Daneben kümmert er sich liebevoll um seine Lebensgefährtin, die an Demenz erkrankt ist und in einem Pflegeheim lebt. Während des letzten langen Lockdowns habe sie sehr abgebaut, berichtet er: „Ihre Sprache, die Orientierung sind verloren gegangen. Sie erkennt mich inzwischen nicht mehr“, sagt er, „aber wenn kein Besuchsverbot herrscht, ich bin jeden Tag bei ihr.“
Dann kommt er wieder auf das zu sprechen, was ihn umtreibt. Vor drei Monaten, er war auf dem Weg zu einer seiner Seniorengruppen, wurde er Opfer eines dreisten Diebstahls. An dem Tag trug er seinen Rucksack mit einem Riemen lässig über der rechten Schulter. „Es muss passiert sein, als ich aus dem Bus stieg“, vermutet er. „Auf der Straße bemerkte ich, dass der Rucksack weg war – wahrscheinlich abgeschnitten.“ Er kontaktierte das Verkehrsunternehmen, ging zur Polizei – ohne Ergebnis.
Hörgeräte und Zahnersatz gestohlen
Bargeld, Handy und Hörgeräte waren ebenso verschwunden wie sein Zahnersatz: „Der drückte etwas, darum nahm ich ihn nur zum Sprechen und zum Essen rein“, sagt er. Erst Tage später wurden ein paar Dokumente aus dem Rucksack im Bürgerbüro einer Kommune abgegeben, die auf dem Weg der Buslinie liegt.
Ohne seine künstlichen Zähne spricht er etwas undeutlich. „Nur gut, dass ich gerne Suppen esse“, scherzt er mit bitterem Galgenhumor. Man spürt, wie ihn dieser Verlust getroffen hat. „Ich war danach total konfus – das war sehr, sehr schlimm für mich“, sagt er ernst.

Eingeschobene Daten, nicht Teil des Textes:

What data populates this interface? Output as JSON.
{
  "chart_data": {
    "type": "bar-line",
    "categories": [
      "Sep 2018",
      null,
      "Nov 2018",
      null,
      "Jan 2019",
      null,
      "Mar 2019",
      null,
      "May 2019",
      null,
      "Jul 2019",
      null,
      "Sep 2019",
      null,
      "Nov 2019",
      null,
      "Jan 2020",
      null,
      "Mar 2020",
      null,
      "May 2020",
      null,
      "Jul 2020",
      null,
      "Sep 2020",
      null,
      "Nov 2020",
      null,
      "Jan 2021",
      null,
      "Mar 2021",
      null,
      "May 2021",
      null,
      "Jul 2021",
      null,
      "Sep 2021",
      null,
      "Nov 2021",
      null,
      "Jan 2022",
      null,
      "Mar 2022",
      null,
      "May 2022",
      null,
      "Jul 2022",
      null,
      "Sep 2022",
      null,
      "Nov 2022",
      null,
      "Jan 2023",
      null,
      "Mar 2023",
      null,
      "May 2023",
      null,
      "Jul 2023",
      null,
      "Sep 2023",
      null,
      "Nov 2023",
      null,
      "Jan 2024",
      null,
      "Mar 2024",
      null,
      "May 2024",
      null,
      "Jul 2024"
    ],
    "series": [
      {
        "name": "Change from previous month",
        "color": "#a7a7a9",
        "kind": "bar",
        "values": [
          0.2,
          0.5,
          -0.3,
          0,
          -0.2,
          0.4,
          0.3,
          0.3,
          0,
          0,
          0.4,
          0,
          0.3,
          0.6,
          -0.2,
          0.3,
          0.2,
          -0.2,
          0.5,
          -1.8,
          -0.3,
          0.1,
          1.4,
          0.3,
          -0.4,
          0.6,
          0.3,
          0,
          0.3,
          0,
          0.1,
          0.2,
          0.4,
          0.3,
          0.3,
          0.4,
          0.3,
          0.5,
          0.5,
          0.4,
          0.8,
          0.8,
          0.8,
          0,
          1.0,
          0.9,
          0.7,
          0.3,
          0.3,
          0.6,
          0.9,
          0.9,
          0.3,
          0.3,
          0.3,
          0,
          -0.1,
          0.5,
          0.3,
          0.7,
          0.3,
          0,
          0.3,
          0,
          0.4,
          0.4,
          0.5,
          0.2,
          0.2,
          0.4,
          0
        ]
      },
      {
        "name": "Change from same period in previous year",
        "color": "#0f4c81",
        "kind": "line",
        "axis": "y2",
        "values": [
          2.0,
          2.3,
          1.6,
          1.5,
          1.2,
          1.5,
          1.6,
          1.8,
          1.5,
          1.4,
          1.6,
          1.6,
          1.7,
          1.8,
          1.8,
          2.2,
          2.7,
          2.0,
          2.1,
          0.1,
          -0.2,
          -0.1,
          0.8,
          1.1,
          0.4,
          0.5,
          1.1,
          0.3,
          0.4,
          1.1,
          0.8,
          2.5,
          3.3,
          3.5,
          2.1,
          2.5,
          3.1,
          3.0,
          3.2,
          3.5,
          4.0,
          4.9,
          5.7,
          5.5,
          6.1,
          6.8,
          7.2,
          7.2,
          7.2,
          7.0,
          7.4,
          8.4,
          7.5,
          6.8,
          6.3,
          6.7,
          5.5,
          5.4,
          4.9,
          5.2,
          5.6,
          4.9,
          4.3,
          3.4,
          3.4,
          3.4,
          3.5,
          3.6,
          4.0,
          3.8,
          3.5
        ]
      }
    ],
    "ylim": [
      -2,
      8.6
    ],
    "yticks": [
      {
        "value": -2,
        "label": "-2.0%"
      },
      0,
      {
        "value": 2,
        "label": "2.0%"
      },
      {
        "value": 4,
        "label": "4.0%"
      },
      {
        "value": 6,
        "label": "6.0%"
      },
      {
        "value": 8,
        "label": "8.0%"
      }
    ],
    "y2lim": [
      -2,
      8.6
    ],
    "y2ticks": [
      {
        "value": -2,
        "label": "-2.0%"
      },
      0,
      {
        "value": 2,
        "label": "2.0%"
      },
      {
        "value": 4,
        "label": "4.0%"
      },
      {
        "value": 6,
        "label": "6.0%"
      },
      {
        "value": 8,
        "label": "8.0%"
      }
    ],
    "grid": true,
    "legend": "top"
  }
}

Fragt man ihn, was er sich wünscht, fällt ihm nicht als erstes die dringend nötige Renovierung der Wohnung ein. „Ich bräuchte wieder ein vernünftiges Handy“, sagt er, „auch für meine Seniorengespräche.“ Derzeit benutzt er ein altes Mobiltelefon, das er noch in einer Schublade hatte. „Aber das geht dauernd von alleine aus“, sagt er. Eberhard Reimann denkt nicht zuerst an sich selbst, sondern an seinen Einsatz für andere. Vielleicht ist es das, was ihn so beweglich gehalten hat. Und was ihn den Diebstahl jetzt als doppelt ungerecht empfinden lässt.